A recent article in the New York Times attempted to calculate individual contributions to climate change derived from driving, flying and other activities. The criticism is very valid, but once again it is focused on individual responsibility and individual behavioural changes, which make life less enjoyable for those already ‘converted’ to environmentalism. It is true that we vote for the world we want with our money, but I would suggest first and foremost focusing on businesses that encourage this wasteful behaviour:

1. Take-aways. Many places in London and Brussels charge extra if their clients eat from reusable dishes they provide, rather than littering our planet with single-use plastic. Taking a plastic box with plastic utensils and, if it is a sushi restaurant, a fish-shaped plastic container for soya sauce with double the amount of soya you actually need costs less than sitting in, eating from a ceramic plate and pouring as much soya sauce as one needs into a small ceramic plate. Cafes charge the same for plastic-lined carton cups that travel halfway across the world as they do for using their reusable ceramic cups. How does that make sense? This is a classical example of externalised costs. The cost of garbage disposal is imposed on the city. Governments should act immediately – tax single-use plastics and ban the practice of making take-aways cheaper than eating in.

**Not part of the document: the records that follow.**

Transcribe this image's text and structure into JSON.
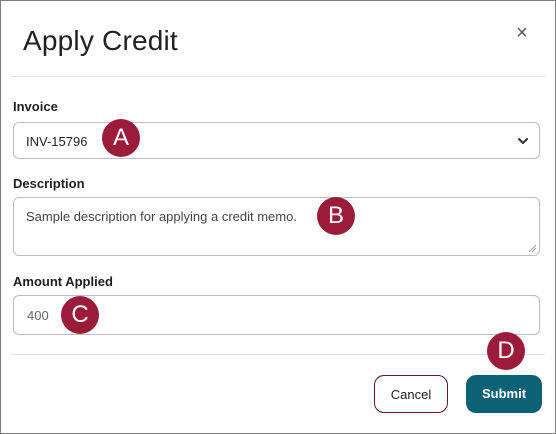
{
  "dialog": {
    "title": "Apply Credit",
    "close_glyph": "×"
  },
  "invoice": {
    "label": "Invoice",
    "selected": "INV-15796"
  },
  "description": {
    "label": "Description",
    "value": "Sample description for applying a credit memo."
  },
  "amount": {
    "label": "Amount Applied",
    "value": "400"
  },
  "buttons": {
    "cancel": "Cancel",
    "submit": "Submit"
  },
  "callouts": {
    "a": "A",
    "b": "B",
    "c": "C",
    "d": "D",
    "color": "#9b1b3a"
  },
  "colors": {
    "submit_bg": "#0d6176",
    "border": "#bdbdbd"
  }
}
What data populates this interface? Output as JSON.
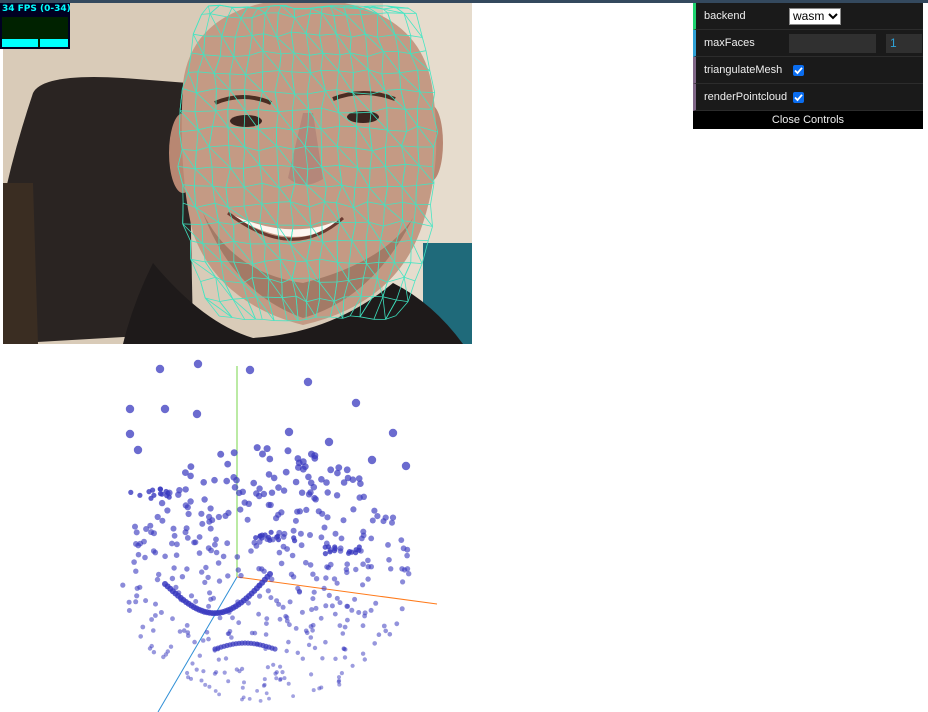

2. Frequent flyer bonuses. I am guilty of frequent flying myself – it cancels out all environment-friendly practices I engage in. Part of it is for work, part is for fun. As the NYT article explains, flying is one of the most harmful contributions to CO2 emissions, and flyers should not kid themselves into thinking that planes would fly with or without them. Cheap airlines especially use big data to add and remove routes and manage flight frequencies. One by one they are launching apps to be able to monitor not only the flights we take, but also the flights we check out and decide against. Instead of encouraging frequent flying, companies could be obliged to add frequent flyers to a mandatory carbon compensation scheme.

3. Not asking how much packaging a customer wants. Many people complain that they feel embarrassed to say they didn’t want endless extra layers of plastic, but didn’t manage to speak up fast enough. Also, by the time something is packaged in an extra layer of plastic, whether or not the customer wanted it, the packaging may already been ruined or considered contaminated to use for the next customer. Don’t businesses want their customers to leave in a good mood, without regrets? Then how about training staff to ask?

4. Mixing and landfilling waste. In Malta, the government was very proud to have launched an organic waste sorting and disposal scheme last year. Believe it or not, it was not extended to commercial establishments! This means that even catering businesses continue mixing food waste with paper, plastic, stickers and various mixed materials. Clean plastic, of course, can be recycled, but this is far from enough, and is not sufficiently encouraged in a busy business routine. Separating and composting food waste, which releases methane gas when in landfill, should be an obligation in catering establishments.

5. Polluting freebies. It is always sweet to receive some free treats, but people are obviously more likely to take what they don’t exactly need and wouldn’t buy if it is offered for free. Plastic toys, keyrings, bags, and so on are not useful, they accumulate and are often discarded when decluttering. Packaged small snacks usually do not offer that much satisfaction as to offset the harm they do to the environment. I believe that before introducing any bans, especially those that affect less privileged individuals (with limited budgets or disabilities), governments should ban giving single-use plastic away. People could still buy single-use plastics, but this stuff should never be free – it should actually be expensive, given all the damage it does and the efforts it takes to clean it up.

By focusing on businesses, the impact of environmental policies should be much greater.